Cyril n’est pas riche. Cyril n’est pas connu. Cyril c’est aussi 12 ans de majors. Mais 12 ans de galère. Pour gagner sa vie, Cyril a écrit pour d’autres alors que les maisons de disques chez lesquelles il avait signées ne le poussaient pas. “Le Roi Soleil” a marché, ok, mais les droits Sacem ne durent qu’un temps…..Cyril a eu cette idée seul. Sans s’être jamais penché dessus. Et Cyril est un artiste dit “pop mainstream qui chante en français”. Ce n’est pas un indé, son style n’est pas une niche. Et ça, c’est c’est encore plus interessant.

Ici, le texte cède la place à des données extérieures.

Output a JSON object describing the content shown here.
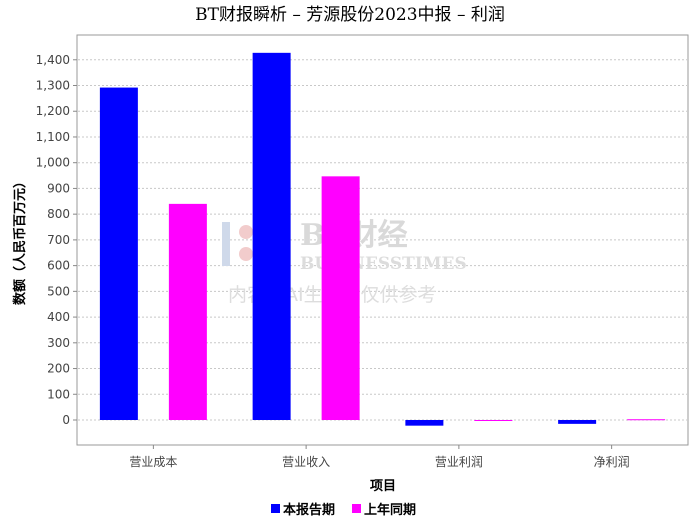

Cyril Paulus : Des majors à son propre site

“Comme la plupart des aspirants chanteurs, j’ai commencé la musique très jeune. J’ai appris la guitare dans ma chambre en essayant de rejouer les riffs et les solos de mes guitaristes préférés, chanté mes premières compositions dans des petits groupes de collège et de lycée, et goûté aux joies de la scène jusqu’à obtenir une reconnaissance locale dans ma belle ville de Montpellier et ses environs.

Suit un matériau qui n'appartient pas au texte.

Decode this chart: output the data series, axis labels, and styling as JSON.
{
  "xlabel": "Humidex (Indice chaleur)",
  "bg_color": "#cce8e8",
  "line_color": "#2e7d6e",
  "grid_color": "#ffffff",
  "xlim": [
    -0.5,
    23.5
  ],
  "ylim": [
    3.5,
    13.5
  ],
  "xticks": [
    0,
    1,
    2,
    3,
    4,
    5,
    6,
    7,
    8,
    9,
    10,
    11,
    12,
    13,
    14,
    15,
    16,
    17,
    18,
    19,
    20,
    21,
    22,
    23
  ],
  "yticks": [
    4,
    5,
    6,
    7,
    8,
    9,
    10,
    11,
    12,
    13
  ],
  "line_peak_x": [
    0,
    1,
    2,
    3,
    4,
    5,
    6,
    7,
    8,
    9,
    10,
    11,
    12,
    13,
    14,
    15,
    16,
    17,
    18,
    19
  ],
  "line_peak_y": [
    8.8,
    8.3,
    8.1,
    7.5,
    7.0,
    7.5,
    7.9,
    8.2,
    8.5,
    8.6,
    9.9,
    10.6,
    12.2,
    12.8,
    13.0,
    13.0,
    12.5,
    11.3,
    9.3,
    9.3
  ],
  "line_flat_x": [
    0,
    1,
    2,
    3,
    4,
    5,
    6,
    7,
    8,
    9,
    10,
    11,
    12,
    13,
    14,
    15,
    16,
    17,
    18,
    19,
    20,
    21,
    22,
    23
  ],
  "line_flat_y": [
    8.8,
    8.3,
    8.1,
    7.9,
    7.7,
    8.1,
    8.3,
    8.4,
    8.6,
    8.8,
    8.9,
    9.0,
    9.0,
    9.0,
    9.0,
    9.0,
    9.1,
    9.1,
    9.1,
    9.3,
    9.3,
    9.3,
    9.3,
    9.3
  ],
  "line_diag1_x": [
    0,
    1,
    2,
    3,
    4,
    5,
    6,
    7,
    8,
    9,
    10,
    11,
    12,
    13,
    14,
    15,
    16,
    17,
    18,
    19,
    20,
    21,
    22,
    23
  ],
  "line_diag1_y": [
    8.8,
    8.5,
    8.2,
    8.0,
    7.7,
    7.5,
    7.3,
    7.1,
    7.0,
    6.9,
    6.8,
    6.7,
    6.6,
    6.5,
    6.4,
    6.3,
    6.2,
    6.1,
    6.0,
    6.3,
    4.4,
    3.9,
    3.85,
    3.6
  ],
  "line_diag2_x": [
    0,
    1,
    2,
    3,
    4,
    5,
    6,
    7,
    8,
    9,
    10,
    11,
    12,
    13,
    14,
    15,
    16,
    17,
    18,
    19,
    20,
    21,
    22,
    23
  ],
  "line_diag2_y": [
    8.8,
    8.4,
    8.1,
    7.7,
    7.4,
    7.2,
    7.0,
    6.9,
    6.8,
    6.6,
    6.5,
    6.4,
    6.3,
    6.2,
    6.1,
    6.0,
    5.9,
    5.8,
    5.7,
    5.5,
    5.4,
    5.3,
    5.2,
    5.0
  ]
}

Je me suis vite rendu compte que pour suivre les traces de mes idoles, je devais signer un contrat dans une maison de disque. J’ai donc décidé de “monter” à Paris pour tenter ma chance en 1996, et j’ai signé un contrat d’artiste avec BMG en Juin 1997.

1997-2009 Les années “Major» ou “qu’est ce que c’était qu’être un artiste en maison de disque dans les années 2000”


21 ans, je signe mon premier contrat : je suis persuadé que ma vie va changer et que je vais devenir une star du jour au lendemain. En fait, les choses vont se passer un peu différemment.


– 1997-1998 : BMG/Vogue ou “Les aléas d’un jeune artiste signé en Major qui ne décolle pas tout de suite”

Fraîchement signé, je pars enregistrer mon album dans des conditions luxueuses avec des musiciens exceptionnels dans les mythiques studios I.C.P. En rentrant le patron de mon label écoute l’album. Pas convaincu, il me fait faire un autre essai sur un single, sans résultat. Peu de temps après, il quitte le label. Son remplaçant me dit, au bout de quelques mois, qu’il “ne trouve pas les clefs de mon univers”. Jolie image pour me dire “tu peux partir”. Me voilà en quête d’un nouveau serrurier.

– 1998-2004 : Warner/WEA ou La valse des D.A

Je passe successivement dans les mains de 3 directeurs artistiques, 3 chefs de produits, 3 patrons de labels, et pour finir survient le décès accidentel du P.D.G qui croyait en moi.

Résultat : mon single “C’est pour la vie” passe bien en radio, le clip est élu “clip des clips” sur M6 mais aucun disque n’est commercialisé et je commence à composer des chansons pour d’autres artistes.

Ironie du sort : Warner me rend mon contrat en 2004 et lance dans la foulée “Etre à la hauteur” un titre que j’ai composé pour la comédie musicale “Le Roi Soleil”. Me voilà chanteur frustré mais mélodiste reconnu.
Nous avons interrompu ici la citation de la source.